Pre-specified criteria were used to determine which autonomous and controlling motivation priming articles were eligible for p-curve analysis. A systematic search of the academic literature was conducted with Web of Science, using the following key terms: “priming” OR “prime” OR “primed”, AND “autonomy” OR “self-determination” OR “autonomous", in March 2020. This systematic search provided 708 articles. For an article to be considered for p-curve analysis, the following inclusion criteria needed to be met: (1) autonomy was experimentally manipulated using priming techniques not expected to exert immediate motivationally relevant effects due to exposure, but to cause downstream differences in motivational states (i.e., the manipulation should prime [make more accessible] cognitive structures to influence factors in the immediate period that follows); ‘motivational states’ here referring to any behavioral, affective, or cognitive state expected to be sensitive to differences in motivation. For example, Banting et al (2011) would meet this inclusion criteria given their motivational prime applied during an exercise session was expected to shape participants subsequent cognitions and experiences thus influencing their cycling duration and perceived exertion; (2) the manipulation was referred to as a ‘prime’ at least once in the article; (3) the article was published (this was important as only published research will influence future theory and research, not unpublished research. Also, the p-curve calculator does not require unpublished studies to arrive at accurate conclusions, as other meta-analytic techniques do; Simonsohn et al., 2014); (4) at least one significant priming effect was reported (p-curve analyses is only conducted on significant p-values; Simonsohn et al., 2014); (5) the article was not based upon data collected from a previous study; (6) the article provides the relevant test-statistic (a test statistic is necessary to conduct p-curve analyses); (7) the priming manipulation was not used in addition to another manipulation.

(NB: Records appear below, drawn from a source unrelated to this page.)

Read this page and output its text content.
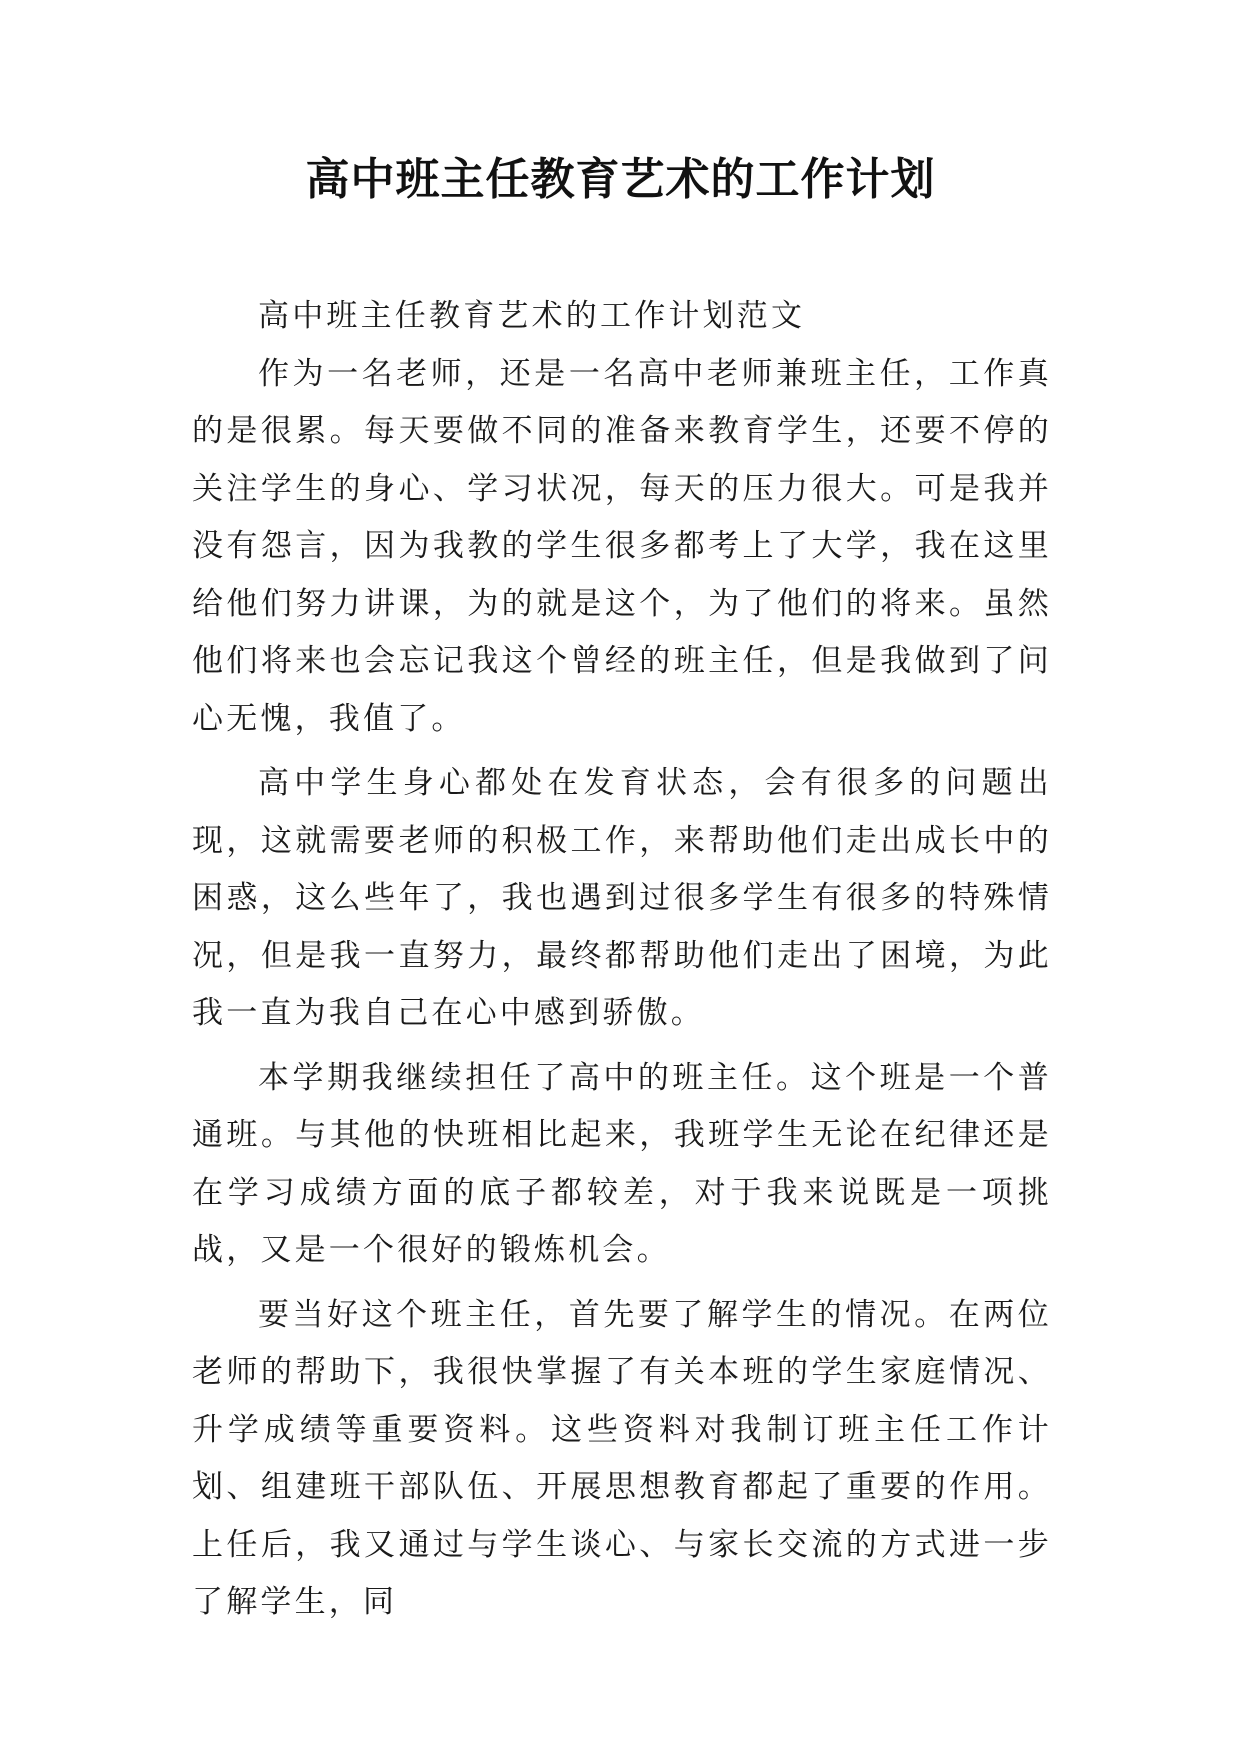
高中班主任教育艺术的工作计划

高中班主任教育艺术的工作计划范文

作为一名老师，还是一名高中老师兼班主任，工作真的是很累。每天要做不同的准备来教育学生，还要不停的关注学生的身心、学习状况，每天的压力很大。可是我并没有怨言，因为我教的学生很多都考上了大学，我在这里给他们努力讲课，为的就是这个，为了他们的将来。虽然他们将来也会忘记我这个曾经的班主任，但是我做到了问心无愧，我值了。

高中学生身心都处在发育状态，会有很多的问题出现，这就需要老师的积极工作，来帮助他们走出成长中的困惑，这么些年了，我也遇到过很多学生有很多的特殊情况，但是我一直努力，最终都帮助他们走出了困境，为此我一直为我自己在心中感到骄傲。

本学期我继续担任了高中的班主任。这个班是一个普通班。与其他的快班相比起来，我班学生无论在纪律还是在学习成绩方面的底子都较差，对于我来说既是一项挑战，又是一个很好的锻炼机会。

要当好这个班主任，首先要了解学生的情况。在两位老师的帮助下，我很快掌握了有关本班的学生家庭情况、升学成绩等重要资料。这些资料对我制订班主任工作计划、组建班干部队伍、开展思想教育都起了重要的作用。上任后，我又通过与学生谈心、与家长交流的方式进一步了解学生，同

Using this inclusion criteria, two research assistants determined which articles were eligible for p-curve analyses. Both research assistants were fully briefed with respect to relevant terms (e.g., autonomy) and criteria. Following the screening process, 24 articles were deemed to meet the inclusion criteria. After then checking the reference lists of these included articles, five more articles were identified and agreed to meet our inclusion criteria, bringing the total to 29. Both research assistants could not agree on whether 6 articles met inclusion criteria or not; these were shared with the lead author who regarded one of these articles to meet the inclusion criteria (thus, 30 articles in total). Upon reviewing these 30 articles the lead author further determined the number of studies that were eligible for p-curve analyses. From the 30 articles, 43 studies were initially identified, and are thus included in the study database, available at: (https://osf.io/4xzea/?view_only=882718f6d23d4012b052950472f44a2d). Following a detailed examination, 13 of these studies were excluded. One study did not use p values (Vail III et al., 2020), two studies reported a key p value as significant that was not actually significant (Lu et al., 2017; Romero-Sánchez et al., 2019), six studies did not prime autonomous and controlling motivational states (Bargh et al., 2001; Custers & Aarts, 2005; Evans et al., 2014; Leander et al., 2011; Radel et al., 2013; Shah, 2003), two studies did not provide enough information to enable the calculation of a test statistic (necessary for conducting p-curve analysis; Milyavskaya & Koestner, 2011; Ntoumanis et al., 2014), one study included another manipulation in addition to the motivational prime (Hodgins et al., 2010), and one study did not actually test their hypothesis—upon testing it, we found it was non-significant (Radel et al., 2009). Thus, 30 studies were included in p-curve analysis (Fig. 1).

Fig. 1
figure 1

Prisma flowchart information through the different phases of the review

Two p-curves (i.e., P-Curve 1 and P-Curve 2) were constructed using the P-Curve Online App 4.0 (http://www.p-curve.com/), with each p-curve based upon different effects extracted from the included research. Examining more than one p-curve is optimal to strengthen conclusions—consistent results across p-curves based upon different effect selection criteria should provide stronger evidence than a single p-curve. The P-Curve Guide available on the p-curve website (http://www.p-curve.com/) details which effects from the included studies should be used in each p-curve. In the present study we followed these guidelines to select the effects to include in each p-curve. The following criteria were also used: (1) only dependent variables (DV’s) that tested the study’s main hypothesis were included in both p-curves, (2) where more than one DV was used to test the main study hypothesis or hypotheses, the first DV presented in the Results section of that study was included in P-Curve 1, while the last DV presented in the Results section was included in P-Curve 2, and 3) although the p-curve guidelines state which effects should be extracted from each study given the research design (e.g., in a three-cell design where two experimental groups exist, P-Curve 1 should include the effect between experimental group 1 and control, and P-Curve 2 should include the effect between experimental group 2 and control), such effects were only included in p-curve analyses if the statistical output relating to the effect was explicitly stated in the study (e.g., if p-curve guidelines indicate P-Curve 2 should include the simple effect between a controlled motivation prime and a neutral prime, this effect will only be included if the test statistic relating to this effect is stated in text).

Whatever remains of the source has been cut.